# Please read this. I cant install GTA San Andreas! Need Help!



## Ficiani (Jun 21, 2008)

Hi there,

I have gta sa for years installed on my pc, but ive deleted some time ago. Now i wanna play it again (online), but i cant install! When i start setup, after some time (3-4 minutes)(also, this happening every 3-4 minutes, with diffrent file error), when its installing, it says:

"CRC Error: The file C:\Program Files\Rockstar Games\GTA San Andreas\anim\cuts.img doesn't match the file in the setup's .cab file.
The medium from which you are running the setup may be corrupted;contact ur software vendor."

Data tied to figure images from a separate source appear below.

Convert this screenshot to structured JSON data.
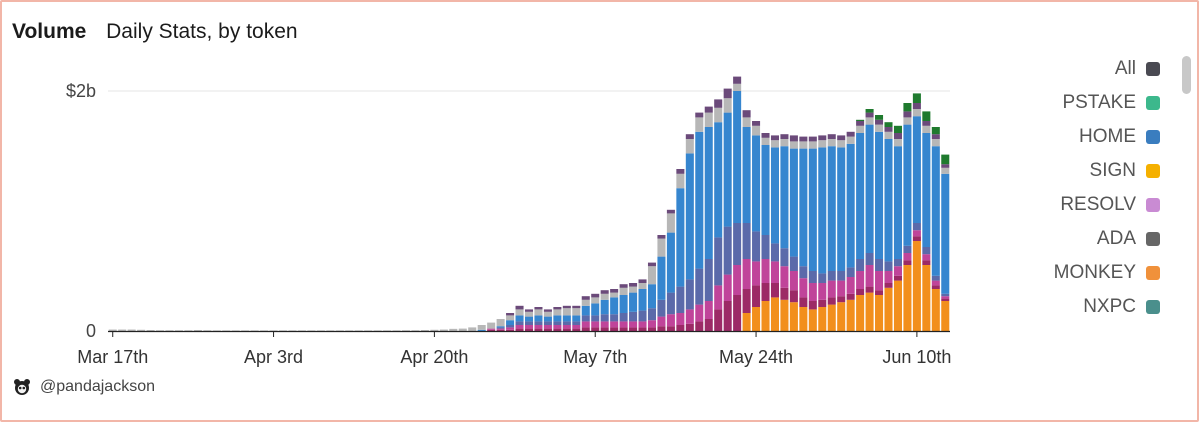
{
  "header": {
    "title": "Volume",
    "subtitle": "Daily Stats, by token"
  },
  "footer": {
    "handle": "@pandajackson"
  },
  "legend": [
    {
      "label": "All",
      "color": "#4a4a52"
    },
    {
      "label": "PSTAKE",
      "color": "#3cb88c"
    },
    {
      "label": "HOME",
      "color": "#3a7dbf"
    },
    {
      "label": "SIGN",
      "color": "#f5b000"
    },
    {
      "label": "RESOLV",
      "color": "#c98bd3"
    },
    {
      "label": "ADA",
      "color": "#666666"
    },
    {
      "label": "MONKEY",
      "color": "#f0913b"
    },
    {
      "label": "NXPC",
      "color": "#4a8f8c"
    }
  ],
  "chart_data": {
    "type": "bar",
    "stacked": true,
    "ylim": [
      0,
      2.0
    ],
    "yticks": [
      {
        "value": 0,
        "label": "0"
      },
      {
        "value": 2.0,
        "label": "$2b"
      }
    ],
    "x_tick_labels": [
      "Mar 17th",
      "Apr 3rd",
      "Apr 20th",
      "May 7th",
      "May 24th",
      "Jun 10th"
    ],
    "x_tick_indices": [
      0,
      17,
      34,
      51,
      68,
      85
    ],
    "series_colors": {
      "MONKEY": "#f28f1c",
      "PURPLE": "#9c2a66",
      "PINK": "#c0449a",
      "INDIGO": "#5b6aaa",
      "HOME": "#3686cf",
      "OTHER": "#b7b7b7",
      "TOP": "#6b4a7a",
      "GREEN": "#1f7a2e"
    },
    "days": [
      [
        0,
        0,
        0,
        0,
        0,
        0.012,
        0,
        0
      ],
      [
        0,
        0,
        0,
        0,
        0,
        0.012,
        0,
        0
      ],
      [
        0,
        0,
        0,
        0,
        0,
        0.012,
        0,
        0
      ],
      [
        0,
        0,
        0,
        0,
        0,
        0.01,
        0,
        0
      ],
      [
        0,
        0,
        0,
        0,
        0,
        0.008,
        0,
        0
      ],
      [
        0,
        0,
        0,
        0,
        0,
        0.006,
        0,
        0
      ],
      [
        0,
        0,
        0,
        0,
        0,
        0.006,
        0,
        0
      ],
      [
        0,
        0,
        0,
        0,
        0,
        0.006,
        0,
        0
      ],
      [
        0,
        0,
        0,
        0,
        0,
        0.006,
        0,
        0
      ],
      [
        0,
        0,
        0,
        0,
        0,
        0.008,
        0,
        0
      ],
      [
        0,
        0,
        0,
        0,
        0,
        0.006,
        0,
        0
      ],
      [
        0,
        0,
        0,
        0,
        0,
        0.005,
        0,
        0
      ],
      [
        0,
        0,
        0,
        0,
        0,
        0.005,
        0,
        0
      ],
      [
        0,
        0,
        0,
        0,
        0,
        0.005,
        0,
        0
      ],
      [
        0,
        0,
        0,
        0,
        0,
        0.005,
        0,
        0
      ],
      [
        0,
        0,
        0,
        0,
        0,
        0.005,
        0,
        0
      ],
      [
        0,
        0,
        0,
        0,
        0,
        0.005,
        0,
        0
      ],
      [
        0,
        0,
        0,
        0,
        0,
        0.005,
        0,
        0
      ],
      [
        0,
        0,
        0,
        0,
        0,
        0.005,
        0,
        0
      ],
      [
        0,
        0,
        0,
        0,
        0,
        0.005,
        0,
        0
      ],
      [
        0,
        0,
        0,
        0,
        0,
        0.005,
        0,
        0
      ],
      [
        0,
        0,
        0,
        0,
        0,
        0.005,
        0,
        0
      ],
      [
        0,
        0,
        0,
        0,
        0,
        0.005,
        0,
        0
      ],
      [
        0,
        0,
        0,
        0,
        0,
        0.005,
        0,
        0
      ],
      [
        0,
        0,
        0,
        0,
        0,
        0.005,
        0,
        0
      ],
      [
        0,
        0,
        0,
        0,
        0,
        0.005,
        0,
        0
      ],
      [
        0,
        0,
        0,
        0,
        0,
        0.005,
        0,
        0
      ],
      [
        0,
        0,
        0,
        0,
        0,
        0.005,
        0,
        0
      ],
      [
        0,
        0,
        0,
        0,
        0,
        0.005,
        0,
        0
      ],
      [
        0,
        0,
        0,
        0,
        0,
        0.005,
        0,
        0
      ],
      [
        0,
        0,
        0,
        0,
        0,
        0.005,
        0,
        0
      ],
      [
        0,
        0,
        0,
        0,
        0,
        0.006,
        0,
        0
      ],
      [
        0,
        0,
        0,
        0,
        0,
        0.006,
        0,
        0
      ],
      [
        0,
        0,
        0,
        0,
        0,
        0.008,
        0,
        0
      ],
      [
        0,
        0,
        0,
        0,
        0,
        0.01,
        0,
        0
      ],
      [
        0,
        0,
        0,
        0,
        0,
        0.012,
        0,
        0
      ],
      [
        0,
        0,
        0,
        0,
        0,
        0.018,
        0,
        0
      ],
      [
        0,
        0,
        0,
        0,
        0,
        0.02,
        0,
        0
      ],
      [
        0,
        0,
        0,
        0,
        0,
        0.03,
        0,
        0
      ],
      [
        0,
        0,
        0,
        0,
        0.01,
        0.04,
        0,
        0
      ],
      [
        0,
        0.01,
        0.01,
        0,
        0,
        0.05,
        0,
        0
      ],
      [
        0,
        0.01,
        0.01,
        0.01,
        0.01,
        0.06,
        0,
        0
      ],
      [
        0,
        0.01,
        0.02,
        0.02,
        0.04,
        0.04,
        0.02,
        0
      ],
      [
        0,
        0.02,
        0.03,
        0.03,
        0.05,
        0.05,
        0.03,
        0
      ],
      [
        0,
        0.02,
        0.03,
        0.03,
        0.04,
        0.04,
        0.02,
        0
      ],
      [
        0,
        0.02,
        0.03,
        0.03,
        0.05,
        0.05,
        0.02,
        0
      ],
      [
        0,
        0.02,
        0.03,
        0.03,
        0.04,
        0.04,
        0.02,
        0
      ],
      [
        0,
        0.02,
        0.03,
        0.03,
        0.05,
        0.05,
        0.02,
        0
      ],
      [
        0,
        0.02,
        0.03,
        0.03,
        0.05,
        0.06,
        0.02,
        0
      ],
      [
        0,
        0.02,
        0.03,
        0.03,
        0.05,
        0.06,
        0.02,
        0
      ],
      [
        0,
        0.03,
        0.05,
        0.05,
        0.08,
        0.05,
        0.03,
        0
      ],
      [
        0,
        0.03,
        0.05,
        0.05,
        0.1,
        0.05,
        0.03,
        0
      ],
      [
        0,
        0.03,
        0.05,
        0.06,
        0.12,
        0.05,
        0.03,
        0
      ],
      [
        0,
        0.03,
        0.05,
        0.06,
        0.14,
        0.04,
        0.03,
        0
      ],
      [
        0,
        0.03,
        0.05,
        0.07,
        0.15,
        0.06,
        0.03,
        0
      ],
      [
        0,
        0.03,
        0.05,
        0.08,
        0.16,
        0.05,
        0.03,
        0
      ],
      [
        0,
        0.03,
        0.05,
        0.09,
        0.18,
        0.05,
        0.03,
        0
      ],
      [
        0,
        0.03,
        0.06,
        0.1,
        0.2,
        0.15,
        0.03,
        0
      ],
      [
        0,
        0.04,
        0.08,
        0.14,
        0.36,
        0.15,
        0.03,
        0
      ],
      [
        0,
        0.04,
        0.1,
        0.18,
        0.5,
        0.16,
        0.03,
        0
      ],
      [
        0,
        0.05,
        0.1,
        0.22,
        0.82,
        0.12,
        0.04,
        0
      ],
      [
        0,
        0.06,
        0.12,
        0.25,
        1.05,
        0.12,
        0.04,
        0
      ],
      [
        0,
        0.08,
        0.14,
        0.3,
        1.14,
        0.12,
        0.04,
        0
      ],
      [
        0,
        0.1,
        0.15,
        0.35,
        1.1,
        0.12,
        0.05,
        0
      ],
      [
        0,
        0.18,
        0.2,
        0.4,
        0.96,
        0.12,
        0.07,
        0
      ],
      [
        0,
        0.25,
        0.22,
        0.4,
        0.95,
        0.12,
        0.08,
        0
      ],
      [
        0,
        0.3,
        0.25,
        0.35,
        1.1,
        0.06,
        0.06,
        0
      ],
      [
        0.15,
        0.2,
        0.25,
        0.3,
        0.8,
        0.08,
        0.06,
        0
      ],
      [
        0.2,
        0.18,
        0.2,
        0.25,
        0.8,
        0.08,
        0.04,
        0
      ],
      [
        0.25,
        0.15,
        0.2,
        0.2,
        0.75,
        0.06,
        0.04,
        0
      ],
      [
        0.28,
        0.12,
        0.18,
        0.15,
        0.8,
        0.06,
        0.04,
        0
      ],
      [
        0.26,
        0.1,
        0.18,
        0.15,
        0.85,
        0.06,
        0.04,
        0
      ],
      [
        0.24,
        0.1,
        0.16,
        0.12,
        0.9,
        0.06,
        0.05,
        0
      ],
      [
        0.2,
        0.08,
        0.16,
        0.1,
        0.98,
        0.06,
        0.04,
        0
      ],
      [
        0.18,
        0.07,
        0.15,
        0.1,
        1.02,
        0.06,
        0.04,
        0
      ],
      [
        0.2,
        0.06,
        0.14,
        0.08,
        1.05,
        0.06,
        0.04,
        0
      ],
      [
        0.22,
        0.06,
        0.14,
        0.08,
        1.04,
        0.06,
        0.04,
        0
      ],
      [
        0.24,
        0.05,
        0.13,
        0.08,
        1.03,
        0.06,
        0.04,
        0
      ],
      [
        0.26,
        0.05,
        0.14,
        0.08,
        1.03,
        0.06,
        0.04,
        0
      ],
      [
        0.3,
        0.05,
        0.15,
        0.1,
        1.05,
        0.06,
        0.04,
        0.01
      ],
      [
        0.32,
        0.05,
        0.18,
        0.1,
        1.07,
        0.06,
        0.04,
        0.03
      ],
      [
        0.3,
        0.04,
        0.16,
        0.1,
        1.06,
        0.06,
        0.04,
        0.04
      ],
      [
        0.36,
        0.04,
        0.1,
        0.08,
        1.02,
        0.06,
        0.04,
        0.04
      ],
      [
        0.42,
        0.04,
        0.08,
        0.06,
        0.94,
        0.06,
        0.05,
        0.06
      ],
      [
        0.55,
        0.04,
        0.06,
        0.06,
        1.01,
        0.06,
        0.05,
        0.07
      ],
      [
        0.75,
        0.04,
        0.05,
        0.06,
        0.89,
        0.06,
        0.05,
        0.08
      ],
      [
        0.55,
        0.04,
        0.05,
        0.06,
        0.95,
        0.06,
        0.04,
        0.08
      ],
      [
        0.35,
        0.03,
        0.04,
        0.04,
        1.08,
        0.06,
        0.04,
        0.06
      ],
      [
        0.25,
        0.02,
        0.02,
        0.02,
        1.0,
        0.05,
        0.03,
        0.08
      ]
    ]
  }
}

And this error appears all the time when im installing. I can press 'Retry' - after that the setup shuts down, also i can press 'Abort' - setup shuts down, and 3rd option is 'Ignore'. When i press that, the setup countinues, but when its end, when i start gta it will crush on loading scene. I get it from 3 friends (3 CDs gta sa, and same error everywhere) please help, i wanna play with ma friends soon..

Thank you.


----------



## aguero10 (Dec 7, 2008)

Same Over here


----------



## af3 (Jun 18, 2008)

Your disc may be scratched. You may need to buy the game again or use a disc resurfacing solution on it.


----------